Write down your ideas
Write down your ideas.
Some writers don’t. They don’t because they insist that if an idea’s good enough, they’ll remember it.
This makes perfect sense for big-concept ideas, but not everything arrives into your brain as a big-concept idea. Sometimes what you write down isn’t the whole idea, even if it feels like it at the time. A book involves lots and lots and lots of ideas, not just one single concept.
(This is also why, incidentally, many books/films sound very similar when boiled down to their one-line synopsis. And why people worry much more about their one-line premise before ever having finished a manuscript. Once you’ve written one, you see how much more there is to a book – even if it can be tricky to reflect that in an initial pitch.)

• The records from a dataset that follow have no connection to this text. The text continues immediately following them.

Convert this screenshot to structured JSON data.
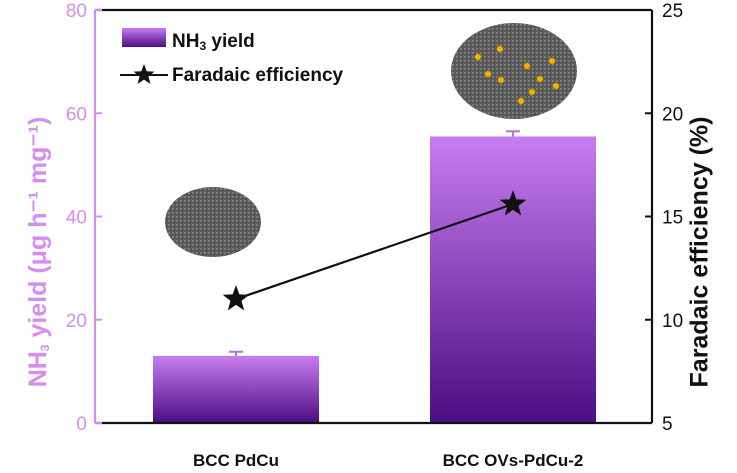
{
  "chart_data": {
    "type": "bar",
    "categories": [
      "BCC PdCu",
      "BCC OVs-PdCu-2"
    ],
    "series": [
      {
        "name": "NH3 yield",
        "axis": "left",
        "values": [
          13.0,
          55.5
        ],
        "errors": [
          0.8,
          1.0
        ]
      },
      {
        "name": "Faradaic efficiency",
        "axis": "right",
        "values": [
          11.0,
          15.6
        ]
      }
    ],
    "ylabel_left": {
      "prefix": "NH",
      "sub": "3",
      "rest": " yield (μg h⁻¹ mg⁻¹)"
    },
    "ylabel_right": "Faradaic efficiency (%)",
    "ylim_left": [
      0,
      80
    ],
    "ylim_right": [
      5,
      25
    ],
    "yticks_left": [
      0,
      20,
      40,
      60,
      80
    ],
    "yticks_right": [
      5,
      10,
      15,
      20,
      25
    ],
    "legend": {
      "placement": "top-left",
      "bar_label": {
        "prefix": "NH",
        "sub": "3",
        "rest": " yield"
      },
      "line_label": "Faradaic efficiency"
    },
    "colors": {
      "left_axis": "#d48ef2",
      "bar_top": "#c77df0",
      "bar_bottom": "#4b0d82",
      "line": "#111111"
    }
  }
}
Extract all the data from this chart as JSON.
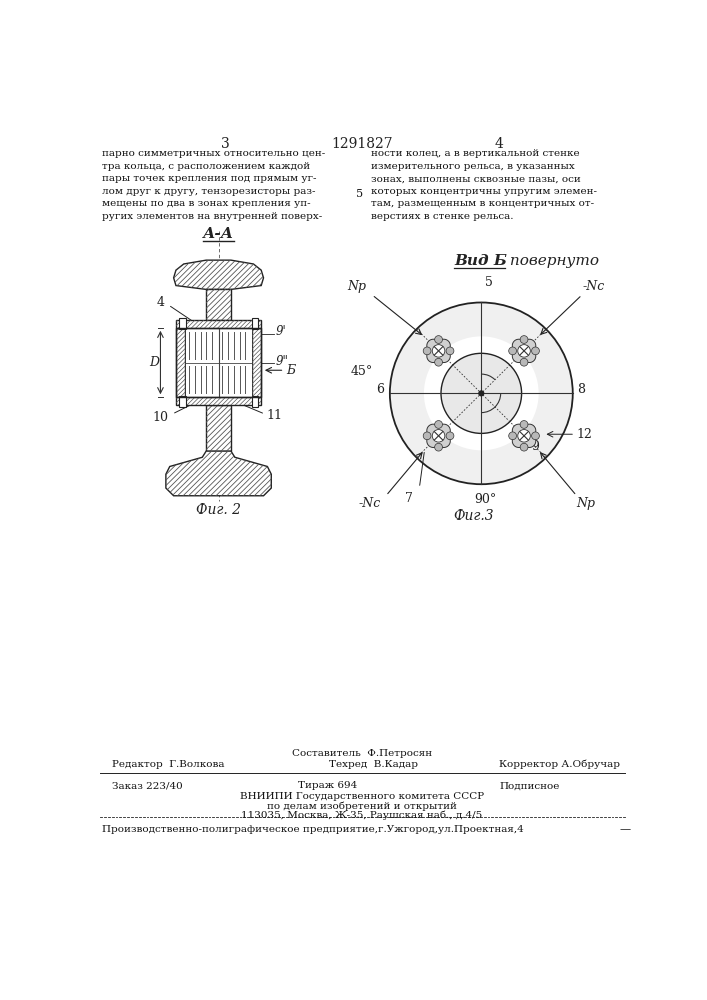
{
  "bg_color": "#ffffff",
  "page_header": {
    "left_num": "3",
    "center_text": "1291827",
    "right_num": "4"
  },
  "text_left": "парно симметричных относительно цен-\nтра кольца, с расположением каждой\nпары точек крепления под прямым уг-\nлом друг к другу, тензорезисторы раз-\nмещены по два в зонах крепления уп-\nругих элементов на внутренней поверх-",
  "text_right": "ности колец, а в вертикальной стенке\nизмерительного рельса, в указанных\nзонах, выполнены сквозные пазы, оси\nкоторых концентричны упругим элемен-\nтам, размещенным в концентричных от-\nверстиях в стенке рельса.",
  "line_5": "5",
  "fig2_label": "А-А",
  "fig3_label_bold": "Вид Б",
  "fig3_label_normal": " повернуто",
  "fig2_caption": "Фиг. 2",
  "fig3_caption": "Фиг.3",
  "footer_composer": "Составитель  Ф.Петросян",
  "footer_editor": "Редактор  Г.Волкова",
  "footer_tech": "Техред  В.Кадар",
  "footer_corrector": "Корректор А.Обручар",
  "footer_order": "Заказ 223/40",
  "footer_print": "Тираж 694",
  "footer_sub": "Подписное",
  "footer_org1": "ВНИИПИ Государственного комитета СССР",
  "footer_org2": "по делам изобретений и открытий",
  "footer_org3": "113035, Москва, Ж-35, Раушская наб., д.4/5",
  "footer_prod": "Производственно-полиграфическое предприятие,г.Ужгород,ул.Проектная,4"
}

Write down your ideas. No matter how vague they seem. Not all of them are the brilliant flash of genius concept-encapsulated-in-one-line type, but the less-brilliant can be added to something else to flesh it out a bit, and suddenly, there you go, you’re a step closer to writing that book.
Write down your ideas. And if you feel sheepish pulling out a big obvious I-Am-A-Writer notebook and scribbling away, take out your phone and write it in a text message to yourself.
(This also nicely doubles up as a useful activity for those moments where you’re awkwardly waiting for someone, don’t have a book to read, and need to pretend to be fixated on your phone. Win-win situation!)